Söğüt, kuruluş toprakları olmasının yanı sıra, bünyesinde değerli şahsiyetleri de bulunduran Osmanlı’nın atası Ertuğrul Gazi’nin türbesinin bulunduğu, Cihan İmparatorluğu Osmanlı’nın asil kurucusu Osman Gazi’nin doğduğu topraklar ve Osmanlı’nın ilk başkentidir. Şeyh Edebali ve beyliği hakkında oğlu Osman Bey'e meşhur öğüdüyle de hatırlayacağımız Ertuğrul Gazi, belki de Söğüt'ü, Söğüt yapan değerlerin en önemlilerindendir. Evliya Çelebi'nin Seyahatnamesi’nde; ''Bursa Sancağı'' sıfatıyla nitelendirdiği ve ''Lefke kazası nevahisinde hâkimli, bağlı bahçeli, arı havası, latif bir kasaba olarak da bilinen ve 700 kadar kiremitle örtülü Türk hanelerini havi, müteaddit camili, han ve hamamlı, çarşı ve pazarlı bir yerdedir'' ifadeleriyle Seyahatnamesinde kaleme aldığı şirin bir ilçedir.

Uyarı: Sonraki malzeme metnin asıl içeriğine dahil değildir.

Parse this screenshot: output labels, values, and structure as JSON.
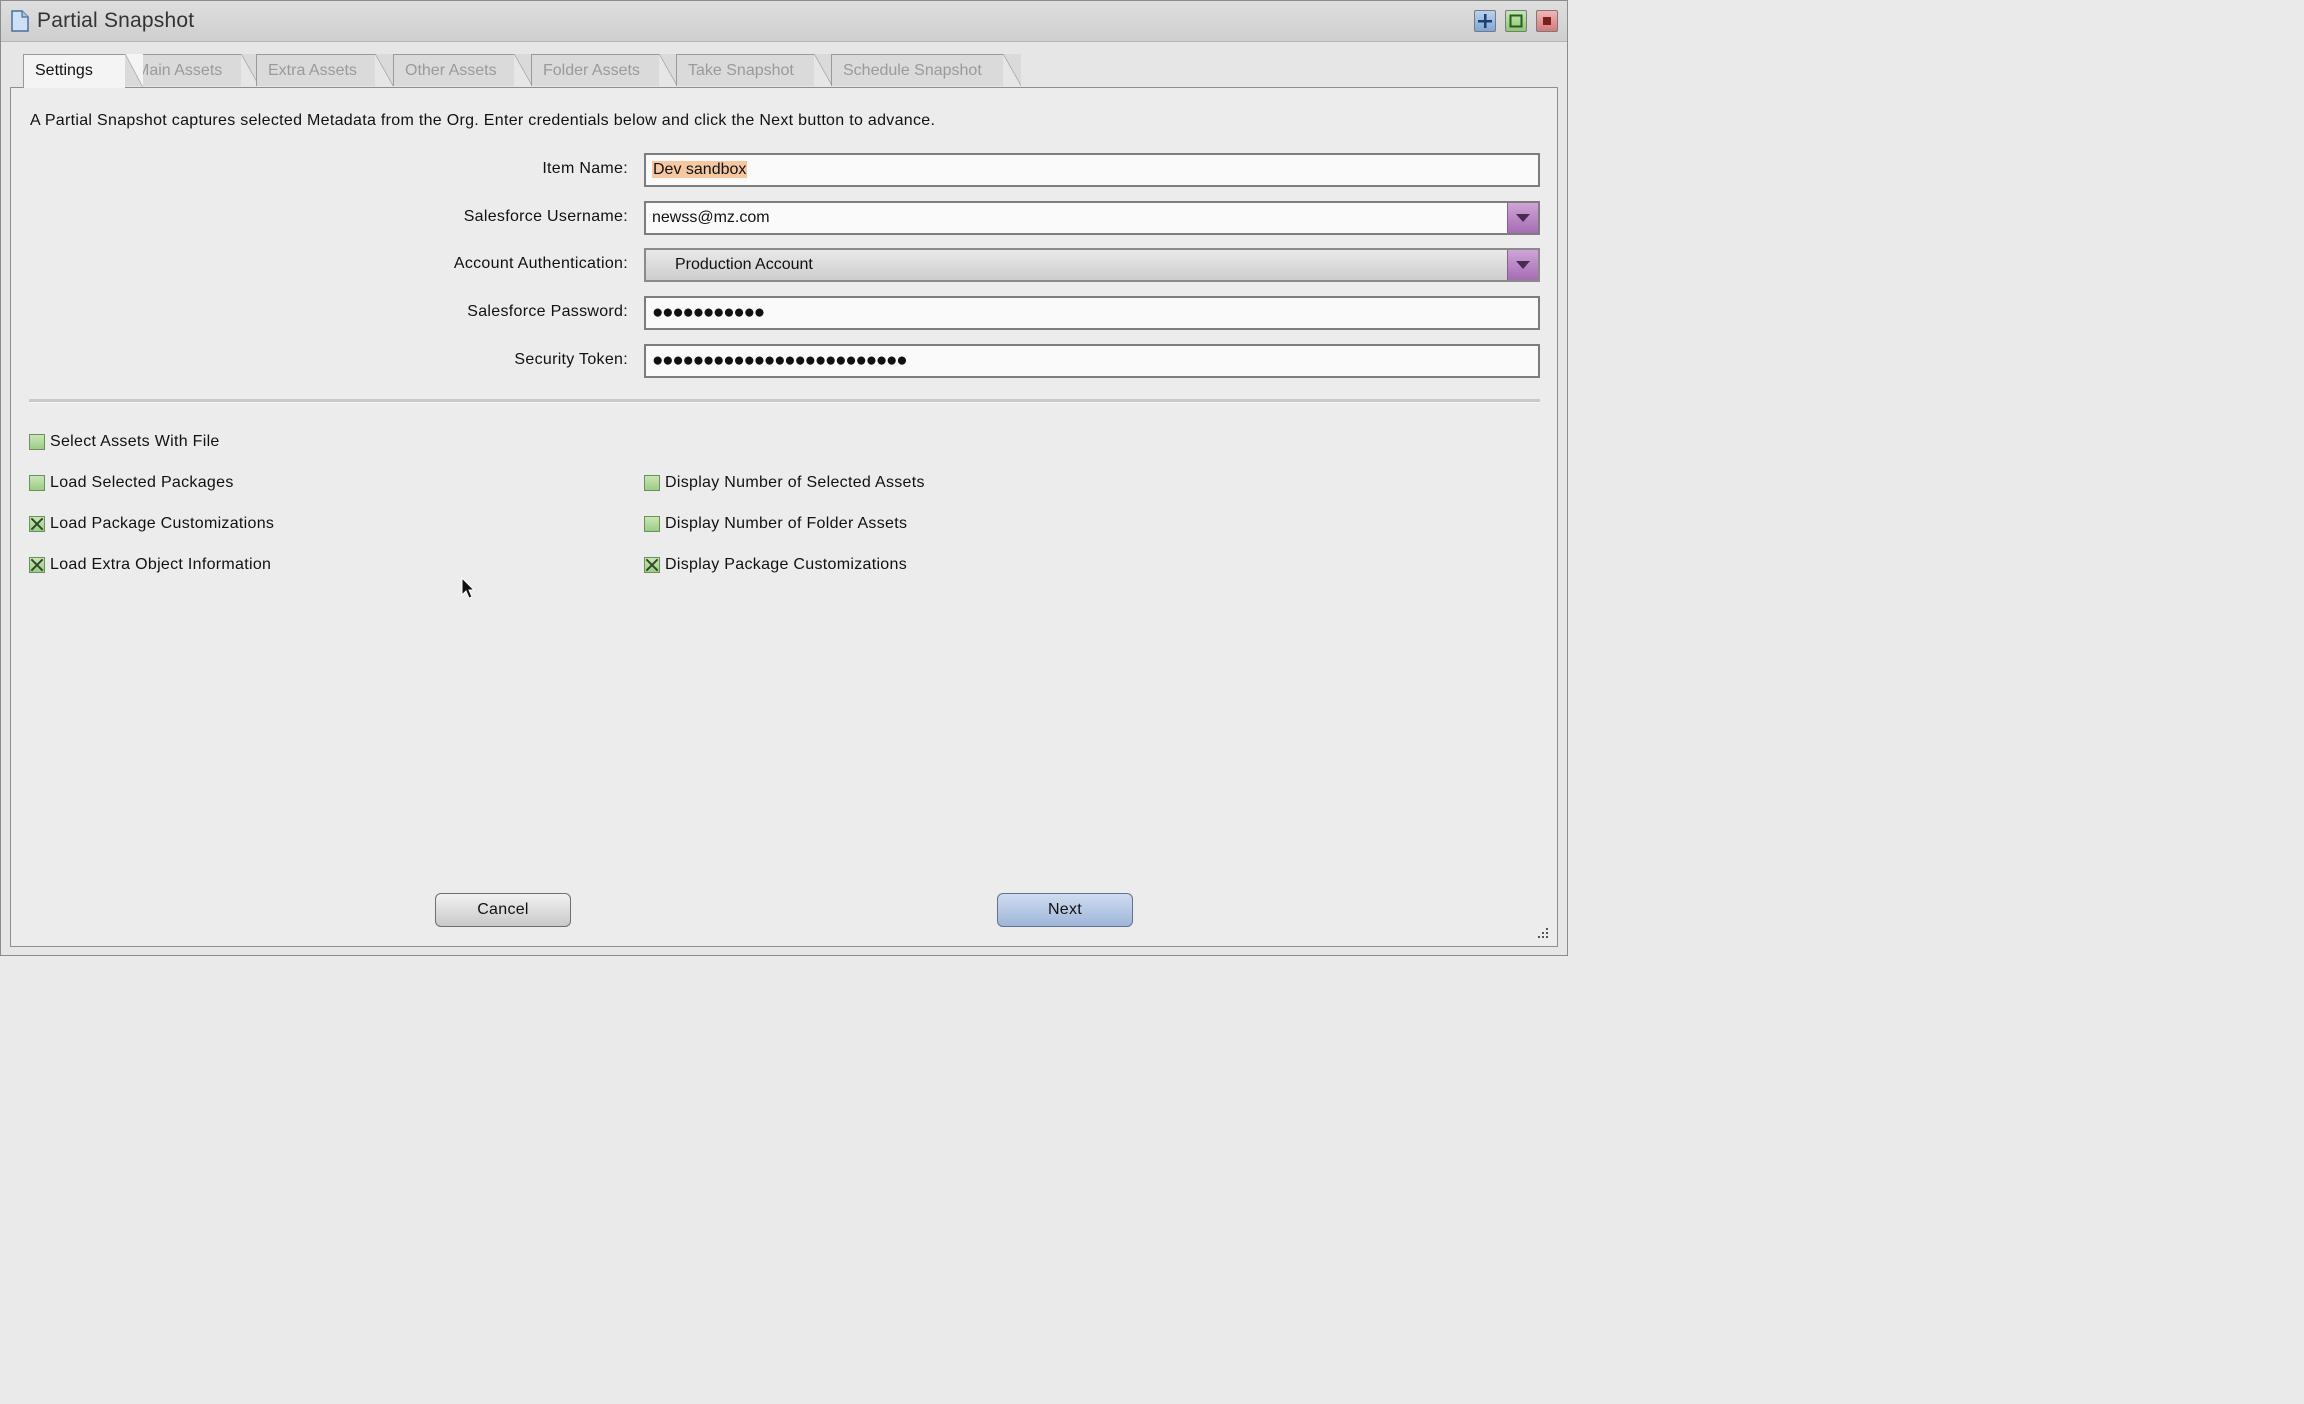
{
  "window": {
    "title": "Partial Snapshot"
  },
  "tabs": [
    {
      "label": "Settings",
      "active": true
    },
    {
      "label": "Main Assets",
      "active": false
    },
    {
      "label": "Extra Assets",
      "active": false
    },
    {
      "label": "Other Assets",
      "active": false
    },
    {
      "label": "Folder Assets",
      "active": false
    },
    {
      "label": "Take Snapshot",
      "active": false
    },
    {
      "label": "Schedule Snapshot",
      "active": false
    }
  ],
  "intro": "A Partial Snapshot captures selected Metadata from the Org. Enter credentials below and click the Next button to advance.",
  "form": {
    "item_name": {
      "label": "Item Name:",
      "value": "Dev sandbox"
    },
    "username": {
      "label": "Salesforce Username:",
      "value": "newss@mz.com"
    },
    "auth": {
      "label": "Account Authentication:",
      "value": "Production Account"
    },
    "password": {
      "label": "Salesforce Password:",
      "value": "●●●●●●●●●●●"
    },
    "token": {
      "label": "Security Token:",
      "value": "●●●●●●●●●●●●●●●●●●●●●●●●●"
    }
  },
  "options": {
    "select_assets_with_file": {
      "label": "Select Assets With File",
      "checked": false
    },
    "load_selected_packages": {
      "label": "Load Selected Packages",
      "checked": false
    },
    "load_package_customizations": {
      "label": "Load Package Customizations",
      "checked": true
    },
    "load_extra_object_information": {
      "label": "Load Extra Object Information",
      "checked": true
    },
    "display_number_selected_assets": {
      "label": "Display Number of Selected Assets",
      "checked": false
    },
    "display_number_folder_assets": {
      "label": "Display Number of Folder Assets",
      "checked": false
    },
    "display_package_customizations": {
      "label": "Display Package Customizations",
      "checked": true
    }
  },
  "buttons": {
    "cancel": "Cancel",
    "next": "Next"
  },
  "colors": {
    "tab_active_bg": "#f4f4f4",
    "selection_highlight": "#f6c8a2",
    "combo_arrow": "#b07ec0",
    "checkbox_green": "#9ccc85",
    "next_button": "#9fb6d9"
  },
  "icons": {
    "title": "document-icon",
    "window_buttons": [
      "add-icon",
      "maximize-icon",
      "close-icon"
    ],
    "resize": "resize-grip-icon"
  }
}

MİLLİ MÜCADELE DÖNEMİNDE SÖĞÜT
Milli Mücadele yıllarında Ertuğrul Sancağı’na ( Bilecik ) bağlı bir kaza merkezi olan Söğüt ve çevresi halkı, Anadolu’da Yunan işgalinin başladığı ilk günden itibaren maddi ve manevi bütün gücünü vatanın kurtarılması için seferber etmiştir. 8 -11 Ocak 1921 tarihleri arası 3 gün, 24 Mart - 21 Nisan 1921 tarihleri arasında 13 ay, 25 gün olmak üzere Yunan işgaline maruz kalmıştır.
Bu işgaller sırasında İşgalci kuvvetler tarafından çoluk çocuk, kadın demeden çok sayıda insan katledilmiş, birçok ev yakılmış ve yıkılmıştır. Yunan Başbakanı Venizelos ‘un yedek subayı Sofokles tarafından Ertuğrul Gazi’nin sandukası kaldırılarak ‘’Kalk Koca Türk zelil neslin gelsinde seni kurtarsın’’ nidalarını attığı, kabrinin üzerinde bulunan avizeye hac işareti yaparak Kuran-ı Kerimleri yırtarak ayaklar altına alıp çiğnedikleri ve kurşunladıkları bir yerdir. Bugün türbenin kepenklerindeki delikler bu mezalimin kalıntılarıdır.
Bölge bu yıl 734.’sü gerçekleştirilecek olan Geleneksel Ertuğrul Gazi’yi anma ve Yörük Şenlikleri ile Türkiye ve Türk Cumhuriyetlerinden gelen on binlerce insana ev sahipliğinin yanında devletin en üst protokolünün bir araya geldiği şölen yeridir.